Protocol of the Session on June 21, 2018

Ich meine, wir müssen genau da ansetzen; denn im Betrieb verbringen die Azubis 70 % ihrer Zeit. Einerseits können wir die Ausbildungsbetriebe gezielt dahin gehend beraten und stärken, um attraktiv für Auszubildende zu bleiben und zu werden. Ich bin fest davon überzeugt, dass jede und jeder Azubi auch einen weiteren Weg in die Berufsschule in Kauf nehmen wird, wenn er oder sie mit der Berufswahl und dem Betrieb zufrieden ist

und die entsprechenden Rahmenbedingungen stimmen.

(Beifall bei den GRÜNEN)

Für die anderen 30 % der Zeit, die im Blockunterricht an den Berufsschulen verbracht werden, möchte ich für unsere Azubis Folgendes feststellen: Es soll möglichst kurze Anfahrtswege geben. Ja, klar, das ist ein großes Ziel. Es soll die bestmögliche Ausstattung an unseren Berufsschulen vorhanden sein und eine verlässliche Fachexpertise und eben gute Rahmenbedingungen geben; ich komme gleich darauf zurück. Ich sehe uns als Land daher in der Pflicht, eben dies für unsere Fachkräfte von morgen zu sicherzustellen.

(Beifall bei den GRÜNEN)

Wie stelle ich mir das konkret vor, meine Damen und Herren? Wenn unsere Azubis zum Teil längere Fahrtwege auf sich nehmen, dann brauchen wir eine gesicherte und unbürokratische Erstattung von Fahrtkosten und Übernachtungskosten am Berufsschulstandort. Das gilt, wie ich finde, für alle Schülerinnen und Schüler und nicht nur für jene, die nicht den nächsten Berufsschulstandort nutzen. Diesen Schritt sollten wir wagen, wenn wir es ernst meinen mit der Steigerung der Attraktivität der dualen Ausbildung.
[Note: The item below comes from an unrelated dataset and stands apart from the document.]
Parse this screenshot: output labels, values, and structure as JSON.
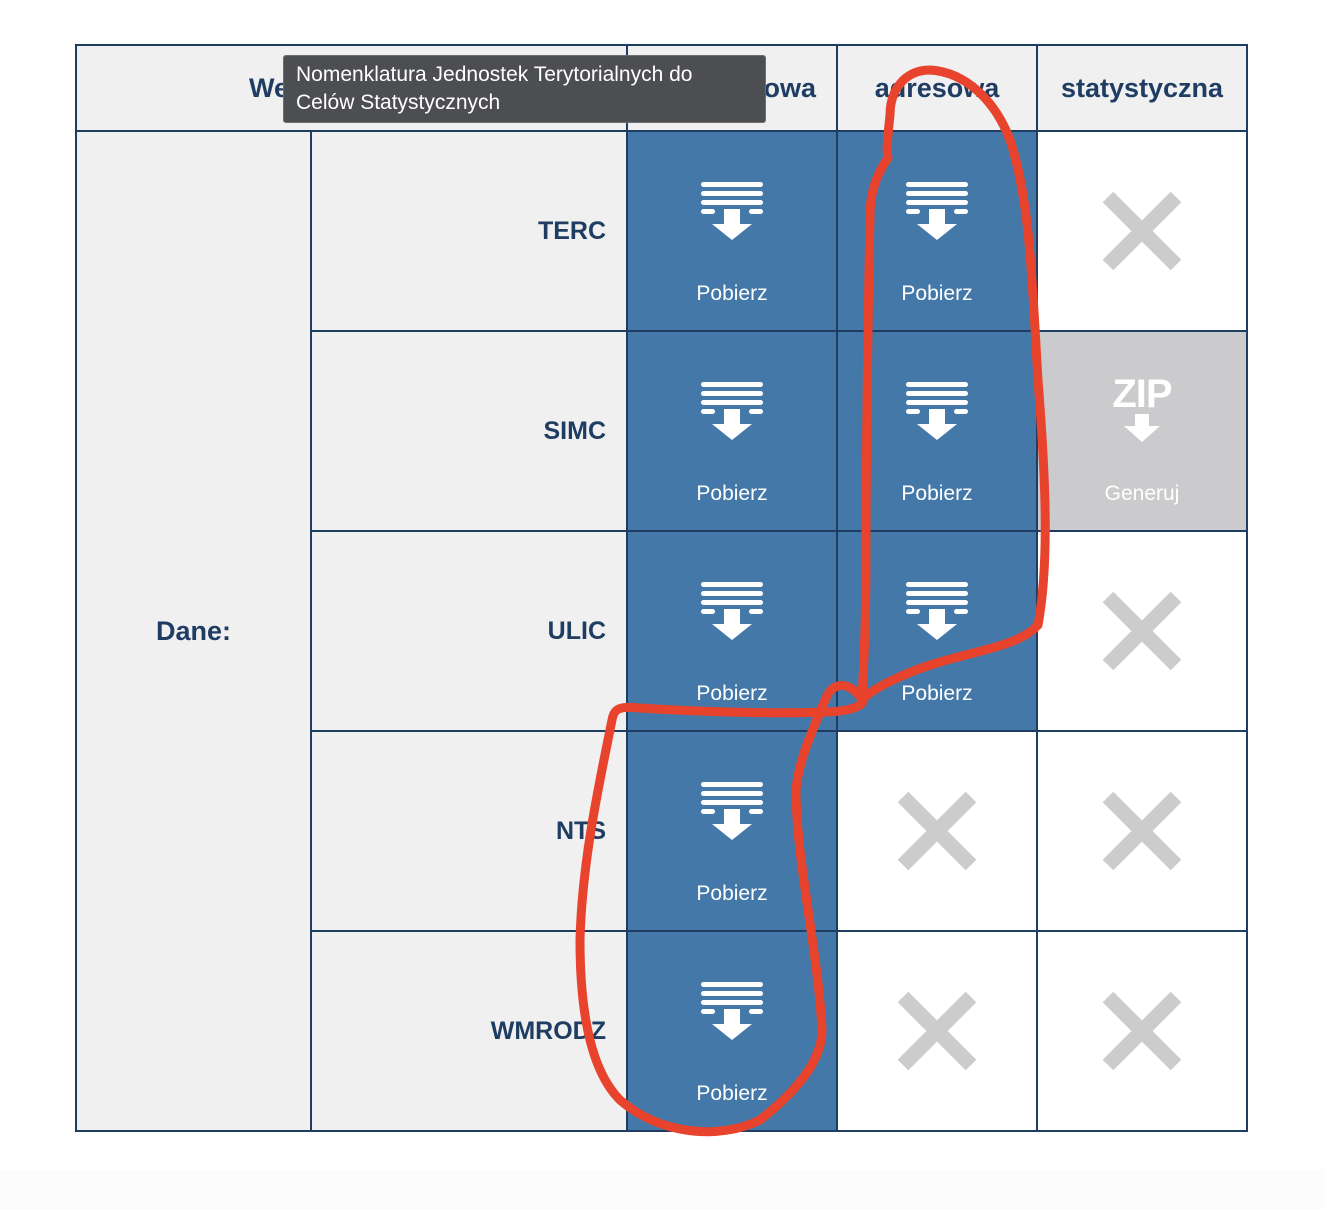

Für uns GRÜNE muss daher die Richtlinie über die Gewährung von Zuwendungen für Auszubildende zu den Kosten der auswärtigen Unterbringung sowie zu Fahrtkosten aus Anlass des Besuches einer auswärtigen Berufsschule geändert werden. Man könnte auch einmal den Namen dieser Richtlinie ändern; das ist ja ein wahnsinniges Konstrukt.

(Beifall bei den GRÜNEN)

Für uns ist klar: Zukünftig darf es keine Ermessensfrage des Landesschulamtes mehr sein, ob Kosten für Fahrten und Unterbringung, die im Zuge von Berufsschulbesuchen entstehen, zurückerstattet werden. Wir brauchen transparente Regeln, die immer gelten.

(Beifall bei den GRÜNEN)

Meine Damen und Herren! Ich sage es noch einmal: Jede Schülerin und jeder Schüler einer Berufsschule soll das Recht auf eine angemessene Erstattung von Fahrt- und Unterbringungskosten haben. Inwiefern die knapp bemessene Ausbildungsvergütung hierbei angerechnet wird, sollte dabei auf der Grundlage von validen Zahlen geklärt werden.
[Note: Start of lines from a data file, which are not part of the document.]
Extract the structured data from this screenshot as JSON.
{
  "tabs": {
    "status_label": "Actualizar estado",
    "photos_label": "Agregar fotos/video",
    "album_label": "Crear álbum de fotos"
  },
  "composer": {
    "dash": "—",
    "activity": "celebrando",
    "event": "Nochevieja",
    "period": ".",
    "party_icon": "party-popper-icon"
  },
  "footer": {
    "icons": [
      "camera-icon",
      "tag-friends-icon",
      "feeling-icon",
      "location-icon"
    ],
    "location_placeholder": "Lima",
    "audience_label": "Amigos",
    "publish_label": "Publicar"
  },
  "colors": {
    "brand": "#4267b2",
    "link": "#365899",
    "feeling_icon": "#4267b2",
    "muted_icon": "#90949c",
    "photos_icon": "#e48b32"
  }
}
Die Abrechnung muss dabei überall bekannt sein, gut erklärt sein und so unbürokratisch wie möglich ablaufen. Der Erfolg dieser Maßnahme soll schließlich nicht am Antragsverfahren scheitern. Dafür muss natürlich sichergestellt werden, dass an entsprechender Stelle genügend Mittel in den

Haushalt eingestellt sind, um allen antragstellenden Azubis das Geld tatsächlich erstatten zu können. Wir alle haben im Rahmen der nächsten Haushaltsberatungen die Möglichkeit, hierbei für Verbesserungen zu sorgen.

Meine Damen und Herren! Ich denke, ich habe Ihnen eben wesentliche Schritte genannt, die die anstehenden Veränderungen in unserer Bildungslandschaft sinnvoll flankieren. Lassen Sie mich klarstellen: Einem Azubi-Ticket, wie es der Minister angekündigt hat und wie es auch von den anderen Fraktionen - es waren, glaube ich, alle - präferiert wurde, stehen wir nicht im Weg, ganz im Gegenteil.

(Beifall bei den GRÜNEN)

Wir wissen jedoch, dass der Prozess dazu wohl etwas länger dauern wird, voraussichtlich länger, als wir hier alle gemeinsam in dieser Legislaturperiode zusammensitzen werden.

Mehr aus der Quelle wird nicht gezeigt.